The 4th annual Meeting of the Minds symposium was held at Stony Brook University on November 15, 2013, and was well attended by a cross-section of faculty and students from all over the university as well as some members of the public. The meeting also doubled as the opening of a SUNY-wide workshop, continuing over the weekend, that the Neuroscience Institute convened at the request of the SUNY Research Foundation. The workshop spearheaded the launch of a SUNY-wide "Brain Network of Excellence (BNE)" aimed at facilitating the efforts of the large community of neuroscientists currently distributed across SUNY's 64 campuses. Thus this Meeting of the Minds symposium was also attended by a substantial number of neuroscience faculty based at SUNY campuses other than Stony Brook.
The lectures on Nov 15th were designed to highlight interdisciplinary neuroscience relevant to brain activity mapping, the national grand scientific challenge recently announced by President Barack Obama. The symposium began with opening remarks from L. Reuven Pasternak, CEO of Stony Brook Hospital, who highlighted the importance of neuroscience to today's frontiers in health care, and NI Director Dennis Choi. The opening and keynote lecture was delivered by Dr. Cori Bargmann of Rockefeller University, who described her superb dissection of neural mechanisms and neurotransmitter pathways involved in behaviors of the worm, C. elegans. Other plenary lectures were delivered by SUNY faculty, as well as an investigator from the Korea Institute of Science and Technology (KIST), a research partner of SUNY Stony Brook.
Dr. Todd Sacktor (Downstate) spoke about his discovery that a unique, persistently active kinase may play a key role in maintaining long term increases in synaptic strength, and hence perhaps memory. Dr. Shaoyu Ge (Stony Brook) spoke about delineating the functional integration of newly born neurons into adult circuits.
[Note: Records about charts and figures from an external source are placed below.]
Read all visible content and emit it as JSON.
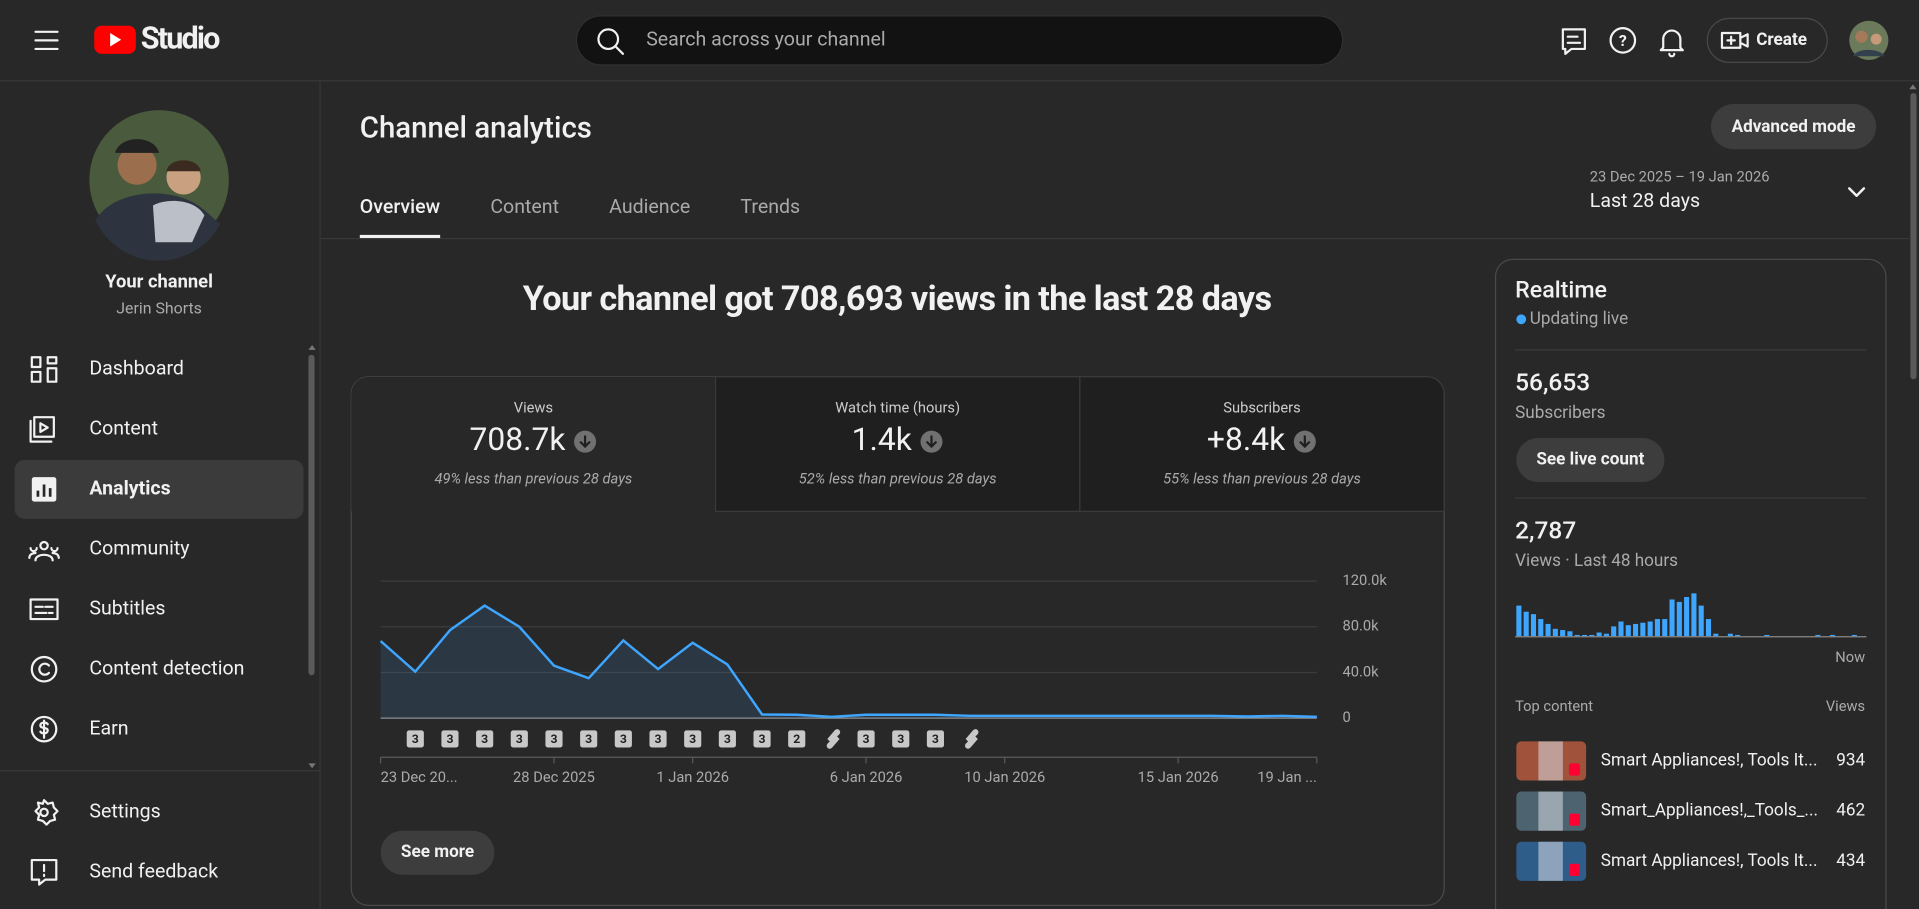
{
  "header": {
    "logo": "Studio",
    "search_placeholder": "Search across your channel",
    "create": "Create"
  },
  "sidebar": {
    "channel_title": "Your channel",
    "channel_name": "Jerin Shorts",
    "nav": [
      "Dashboard",
      "Content",
      "Analytics",
      "Community",
      "Subtitles",
      "Content detection",
      "Earn"
    ],
    "active": "Analytics",
    "footer_nav": [
      "Settings",
      "Send feedback"
    ]
  },
  "page": {
    "title": "Channel analytics",
    "tabs": [
      "Overview",
      "Content",
      "Audience",
      "Trends"
    ],
    "active_tab": "Overview",
    "advanced_mode": "Advanced mode",
    "date_range": "23 Dec 2025 – 19 Jan 2026",
    "period": "Last 28 days",
    "headline": "Your channel got 708,693 views in the last 28 days",
    "see_more": "See more"
  },
  "metrics": [
    {
      "label": "Views",
      "value": "708.7k",
      "note": "49% less than previous 28 days"
    },
    {
      "label": "Watch time (hours)",
      "value": "1.4k",
      "note": "52% less than previous 28 days"
    },
    {
      "label": "Subscribers",
      "value": "+8.4k",
      "note": "55% less than previous 28 days"
    }
  ],
  "chart": {
    "type": "line",
    "categories": [
      "23 Dec 20...",
      null,
      null,
      null,
      null,
      "28 Dec 2025",
      null,
      null,
      null,
      "1 Jan 2026",
      null,
      null,
      null,
      null,
      "6 Jan 2026",
      null,
      null,
      null,
      "10 Jan 2026",
      null,
      null,
      null,
      null,
      "15 Jan 2026",
      null,
      null,
      null,
      "19 Jan ..."
    ],
    "values": [
      67500,
      40700,
      77000,
      98600,
      80000,
      46000,
      35000,
      68000,
      43000,
      66000,
      47000,
      3200,
      3000,
      1200,
      3000,
      3000,
      3000,
      2000,
      2000,
      2000,
      2000,
      2000,
      2000,
      2000,
      2000,
      1500,
      2000,
      1200
    ],
    "color": "#3ea6ff",
    "ylim": [
      0,
      120000
    ],
    "yticks": [
      0,
      {
        "value": 40000,
        "label": "40.0k"
      },
      {
        "value": 80000,
        "label": "80.0k"
      },
      {
        "value": 120000,
        "label": "120.0k"
      }
    ],
    "grid": true,
    "upload_counts": [
      null,
      3,
      3,
      3,
      3,
      3,
      3,
      3,
      3,
      3,
      3,
      3,
      2,
      null,
      3,
      3,
      3,
      null,
      null,
      null,
      null,
      null,
      null,
      null,
      null,
      null,
      null,
      null
    ]
  },
  "realtime": {
    "title": "Realtime",
    "status": "Updating live",
    "subscribers": "56,653",
    "subscribers_label": "Subscribers",
    "live_button": "See live count",
    "views": "2,787",
    "views_label": "Views · Last 48 hours",
    "now": "Now",
    "views_48h": [
      25,
      20,
      18,
      14,
      10,
      6,
      5,
      4,
      1,
      1,
      1,
      3,
      2,
      8,
      12,
      9,
      10,
      11,
      12,
      14,
      14,
      30,
      28,
      32,
      35,
      25,
      14,
      2,
      0,
      2,
      1,
      0,
      0,
      0,
      1,
      0,
      0,
      0,
      0,
      0,
      0,
      1,
      0,
      1,
      0,
      0,
      1,
      0
    ],
    "bar_color": "#3ea6ff",
    "top_content_label": "Top content",
    "views_column": "Views",
    "top_content": [
      {
        "title": "Smart Appliances!, Tools It...",
        "views": "934"
      },
      {
        "title": "Smart_Appliances!,_Tools_...",
        "views": "462"
      },
      {
        "title": "Smart Appliances!, Tools It...",
        "views": "434"
      }
    ]
  }
}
Dr. Jian Feng (Buffalo) spoke about characterizing neurons derived from human induced pluripotent stem cells, an approach potentially useful in understanding the pathophysiology of genetically-driven diseases. Dr. Jose-Manuel Alonso (Optometry) spoke about using advanced multielectrode approaches to map mammalian thalamic and visual cortical circuits. Dr. Gerwin Schalk (Albany) spoke about analyzing human EEG signals to extract information about language centers and guide neurosurgery. Complementing these neurobiological talks, Dr. Arnd Pralle (Buffalo) discussed an innovative use of magnetic fields and thermal energy to achieve the remote stimulation of nerve cells, and Dr. Jim Turner (Binghamton) described the development of a new generation of flexible recording electrodes with built in microelectronics. Finally, lectures by Drs. Helene Benveniste (Stony Brook) and Justin Lee (KIST) reminded everyone that systems additional to classic neural circuits contribute to brain function. Dr. Benveniste described pioneering efforts to characterize the brain's newly recognized drainage (glymphatic) system in humans, and Dr. Lee discussed innovative ideas about glial GABA release, and how this might contribute to cognitive dysfunction in Alzheimer's disease.
The sessions were moderated by NI Co-Directors Lorna Role and Ramin Parsey. Closing remarks and acknowledgements were presented by NI Co-Director, Raphael Davis.